[Printemps/été 2012]
par Pierre Rannou
En pénétrant dans l’espace d’exposition de la galerie de l’UQAM1, le visiteur remarque d’abord, sur le mur qui lui fait face, la présence de deux écrans accompagnés de casques d’écoute. Il constate aussi que deux autres écrans sont disposés sur le mur à droite. En poursuivant son tour d’horizon, il note que sur deux des quatre murs, se retrouvent des photocopies grand format de unes de journaux et que, décalé sur la gauche, est placé un socle sur lequel repose un livre. Le mode de présentation de l’ensemble est plutôt classique. À l’évidence, l’artiste refuse le tape-à-l’œil, s’interdit de jouer la carte de la séduction ou de la spectacularisation des éléments. Cette sobriété tend donc à imposer au visiteur une attitude sérieuse. On pressent le désir de l’artiste de faire réfléchir. Pourtant, aucun texte explicatif n’est affiché dans la salle, aucun élément ne permet d’établir le trajet idéal de la visite, aucun cartel n’identifie et ne distingue les éléments qui s’y trouvent. Comment dès lors comprendre que Nadia Seboussi, artiste d’origine algérienne terminant sa maîtrise en arts visuels et médiatiques à l’uqam, ait voulu interroger « l’usage, la fontion et l’éthique de l’image journalistique durant la guerre civile algérienne (1990-2000)2 » ? Cette guerre civile, qualifiée de « décennie noire », qui a opposé les forces gouvernementales à divers groupes islamistes armés, s’est enflammée suite à l’annulation des élections législatives de 1991. L’intensification des affrontements va amener certains groupes de belligérants à ne plus limiter leurs attaques à l’armée ou à la police, mais à s’en prendre aux civils, d’abord à l’élite laïque, sous la forme d’attentats ciblés, et ensuite à la population en général, principalement en effectuant des raids sur des villages isolés.
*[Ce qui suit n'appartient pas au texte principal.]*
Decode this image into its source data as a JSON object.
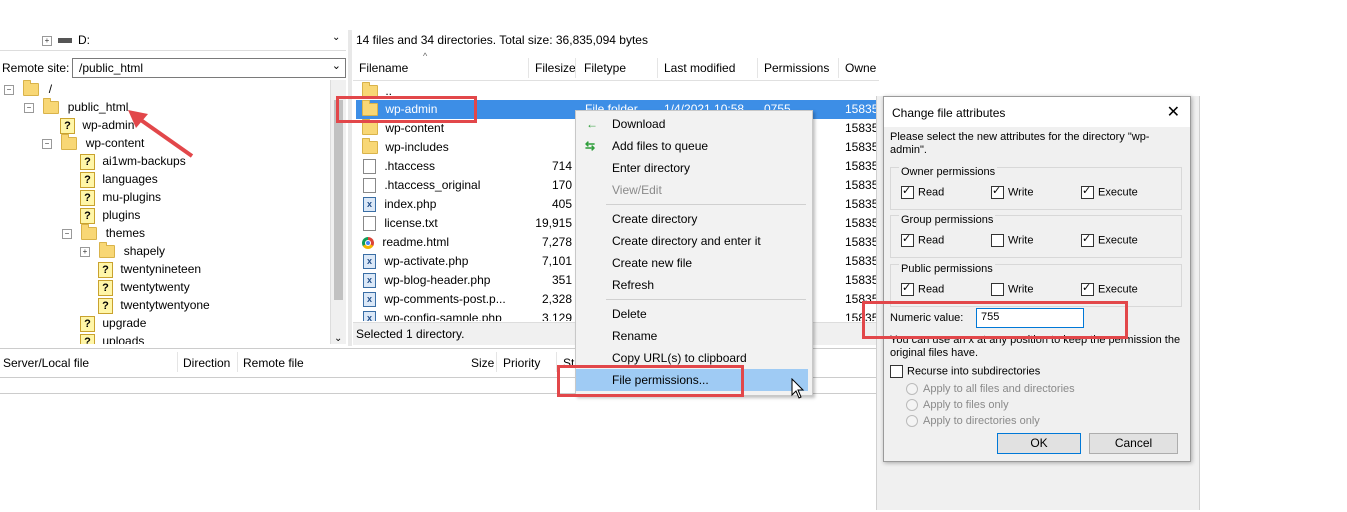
{
  "local_tree": {
    "drive_label": "D:"
  },
  "remote_site": {
    "label": "Remote site:",
    "path": "/public_html"
  },
  "remote_tree": {
    "items": [
      {
        "label": "/"
      },
      {
        "label": "public_html"
      },
      {
        "label": "wp-admin"
      },
      {
        "label": "wp-content"
      },
      {
        "label": "ai1wm-backups"
      },
      {
        "label": "languages"
      },
      {
        "label": "mu-plugins"
      },
      {
        "label": "plugins"
      },
      {
        "label": "themes"
      },
      {
        "label": "shapely"
      },
      {
        "label": "twentynineteen"
      },
      {
        "label": "twentytwenty"
      },
      {
        "label": "twentytwentyone"
      },
      {
        "label": "upgrade"
      },
      {
        "label": "uploads"
      }
    ]
  },
  "file_list": {
    "summary": "14 files and 34 directories. Total size: 36,835,094 bytes",
    "columns": [
      "Filename",
      "Filesize",
      "Filetype",
      "Last modified",
      "Permissions",
      "Owne"
    ],
    "rows": [
      {
        "name": "..",
        "size": "",
        "type": "",
        "modified": "",
        "perms": "",
        "owner": ""
      },
      {
        "name": "wp-admin",
        "size": "",
        "type": "File folder",
        "modified": "1/4/2021 10:58...",
        "perms": "0755",
        "owner": "15835"
      },
      {
        "name": "wp-content",
        "size": "",
        "type": "",
        "modified": "",
        "perms": "",
        "owner": "15835"
      },
      {
        "name": "wp-includes",
        "size": "",
        "type": "",
        "modified": "",
        "perms": "",
        "owner": "15835"
      },
      {
        "name": ".htaccess",
        "size": "714",
        "type": "",
        "modified": "",
        "perms": "",
        "owner": "15835"
      },
      {
        "name": ".htaccess_original",
        "size": "170",
        "type": "",
        "modified": "",
        "perms": "",
        "owner": "15835"
      },
      {
        "name": "index.php",
        "size": "405",
        "type": "",
        "modified": "",
        "perms": "",
        "owner": "15835"
      },
      {
        "name": "license.txt",
        "size": "19,915",
        "type": "",
        "modified": "",
        "perms": "",
        "owner": "15835"
      },
      {
        "name": "readme.html",
        "size": "7,278",
        "type": "",
        "modified": "",
        "perms": "",
        "owner": "15835"
      },
      {
        "name": "wp-activate.php",
        "size": "7,101",
        "type": "",
        "modified": "",
        "perms": "",
        "owner": "15835"
      },
      {
        "name": "wp-blog-header.php",
        "size": "351",
        "type": "",
        "modified": "",
        "perms": "",
        "owner": "15835"
      },
      {
        "name": "wp-comments-post.p...",
        "size": "2,328",
        "type": "",
        "modified": "",
        "perms": "",
        "owner": "15835"
      },
      {
        "name": "wp-config-sample.php",
        "size": "3,129",
        "type": "",
        "modified": "",
        "perms": "",
        "owner": "15835"
      }
    ],
    "status": "Selected 1 directory."
  },
  "queue": {
    "columns": [
      "Server/Local file",
      "Direction",
      "Remote file",
      "Size",
      "Priority",
      "St"
    ]
  },
  "context_menu": {
    "items": [
      {
        "label": "Download",
        "icon": "download-arrow-icon"
      },
      {
        "label": "Add files to queue",
        "icon": "add-queue-icon"
      },
      {
        "label": "Enter directory"
      },
      {
        "label": "View/Edit",
        "disabled": true
      },
      {
        "label": "Create directory"
      },
      {
        "label": "Create directory and enter it"
      },
      {
        "label": "Create new file"
      },
      {
        "label": "Refresh"
      },
      {
        "label": "Delete"
      },
      {
        "label": "Rename"
      },
      {
        "label": "Copy URL(s) to clipboard"
      },
      {
        "label": "File permissions..."
      }
    ]
  },
  "dialog": {
    "title": "Change file attributes",
    "intro": "Please select the new attributes for the directory \"wp-admin\".",
    "owner": {
      "label": "Owner permissions",
      "read": "Read",
      "write": "Write",
      "execute": "Execute"
    },
    "group": {
      "label": "Group permissions",
      "read": "Read",
      "write": "Write",
      "execute": "Execute"
    },
    "public": {
      "label": "Public permissions",
      "read": "Read",
      "write": "Write",
      "execute": "Execute"
    },
    "numeric_label": "Numeric value:",
    "numeric_value": "755",
    "hint": "You can use an x at any position to keep the permission the original files have.",
    "recurse_label": "Recurse into subdirectories",
    "apply_all": "Apply to all files and directories",
    "apply_files": "Apply to files only",
    "apply_dirs": "Apply to directories only",
    "ok": "OK",
    "cancel": "Cancel"
  }
}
[…] interroger « l’usage, la fonction et l’éthique de l’image journalistique durant la guerre civile algérienne (1990-2000) » ? Cette guerre civile, qualifiée de « décennie noire », qui a opposé les forces gouvernementales à divers groupes islamistes armés […]
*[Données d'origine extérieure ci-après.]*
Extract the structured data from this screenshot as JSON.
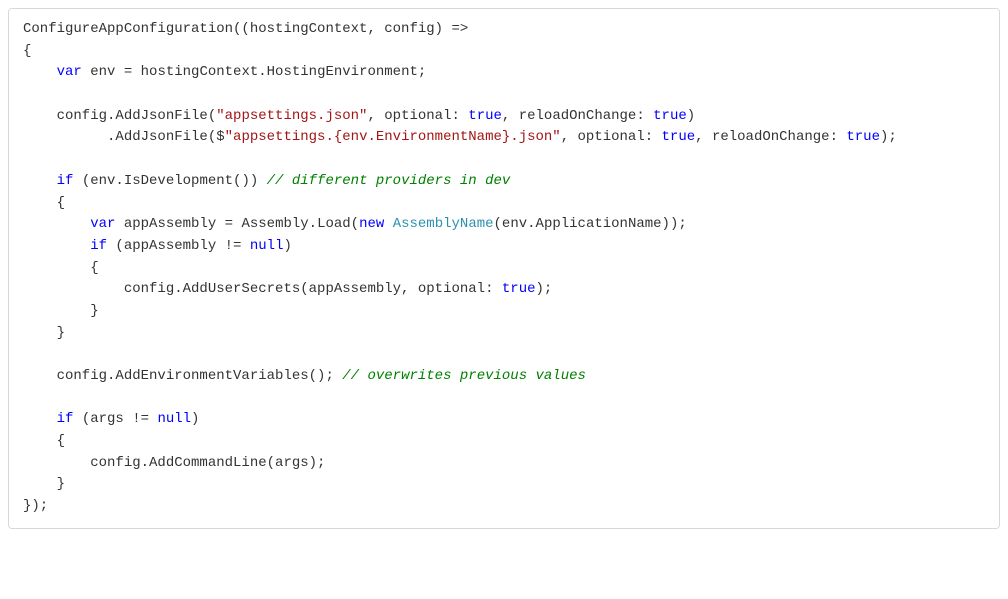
{
  "code": {
    "l1_a": "ConfigureAppConfiguration((hostingContext, config) =>",
    "l2_a": "{",
    "l3_kw": "var",
    "l3_b": " env = hostingContext.HostingEnvironment;",
    "l5_a": "    config.AddJsonFile(",
    "l5_s1": "\"appsettings.json\"",
    "l5_b": ", optional: ",
    "l5_kw1": "true",
    "l5_c": ", reloadOnChange: ",
    "l5_kw2": "true",
    "l5_d": ")",
    "l6_a": "          .AddJsonFile($",
    "l6_s1": "\"appsettings.{env.EnvironmentName}.json\"",
    "l6_b": ", optional: ",
    "l6_kw1": "true",
    "l6_c": ", reloadOnChange: ",
    "l6_kw2": "true",
    "l6_d": ");",
    "l8_kw": "if",
    "l8_a": " (env.IsDevelopment()) ",
    "l8_c": "// different providers in dev",
    "l9_a": "    {",
    "l10_kw": "var",
    "l10_a": " appAssembly = Assembly.Load(",
    "l10_kw2": "new",
    "l10_sp": " ",
    "l10_t": "AssemblyName",
    "l10_b": "(env.ApplicationName));",
    "l11_kw": "if",
    "l11_a": " (appAssembly != ",
    "l11_kw2": "null",
    "l11_b": ")",
    "l12_a": "        {",
    "l13_a": "            config.AddUserSecrets(appAssembly, optional: ",
    "l13_kw": "true",
    "l13_b": ");",
    "l14_a": "        }",
    "l15_a": "    }",
    "l17_a": "    config.AddEnvironmentVariables(); ",
    "l17_c": "// overwrites previous values",
    "l19_kw": "if",
    "l19_a": " (args != ",
    "l19_kw2": "null",
    "l19_b": ")",
    "l20_a": "    {",
    "l21_a": "        config.AddCommandLine(args);",
    "l22_a": "    }",
    "l23_a": "});"
  }
}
Diffusion. La série de vingt différentes unes de quotidiens algériens (El Watan, Liberté, Le Matin, La Tribune) parus lors de la décennie noire sont accrochées en ordre chronologique. Puis, on trouve au mur un regroupement de cinquante photocopies de premières pages, placées aussi en ordre chronologique, qui reprennent souvent des sujets abordés par celles que l’on a déjà lues au fil de notre déambulation. Le rôle de ces images dans le dispositif d’ensemble n’est pas immédiatement et clairement perceptible. Le contenu nous porte à penser qu’il s’agit d’une simple mise en contexte permettant de saisir le propos de l’exposition. D’une certaine façon, nous reproduisons là notre rapport habituel à la une de journal, soit celui de s’informer, sans réellement mettre en question son fonctionnement. Considérer le dernier élément exposé permet de constater que le journal La Tribune utilisera jusqu’à trois fois la même photographie en page frontispice (22 septembre, 3 août, 14 octobre). Cette prise de conscience nous incite à reconsidérer l’ensemble des unes. Ce nouveau regard nous amène à percevoir la modification de l’usage de la photographie qui s’y opère ; on passe de portraits des personnalités assassinées pour illustrer les manchettes à des représentations de cadavres visant à traduire plus directement la violence des attentats, privilégiant ainsi l’horreur et le cliché spectaculaire au détriment du texte ainsi réduit à des formules à sensation. En choisissant de reproduire les unes sous la forme de photocopie, l’artiste refuse de leur attribuer la valeur d’artefact, sans nier leur rôle de document d’archives. Elle souligne plutôt leur caractère éphémère, momentané, réaffirmant leur rôle d’objet de consommation de masse reproductible. D’ailleurs, le système d’accrochage choisi, qui consiste à les plaquer directement au mur, sans encadrement, incite à les percevoir comme des objets auxquels on accorde peu de valeur.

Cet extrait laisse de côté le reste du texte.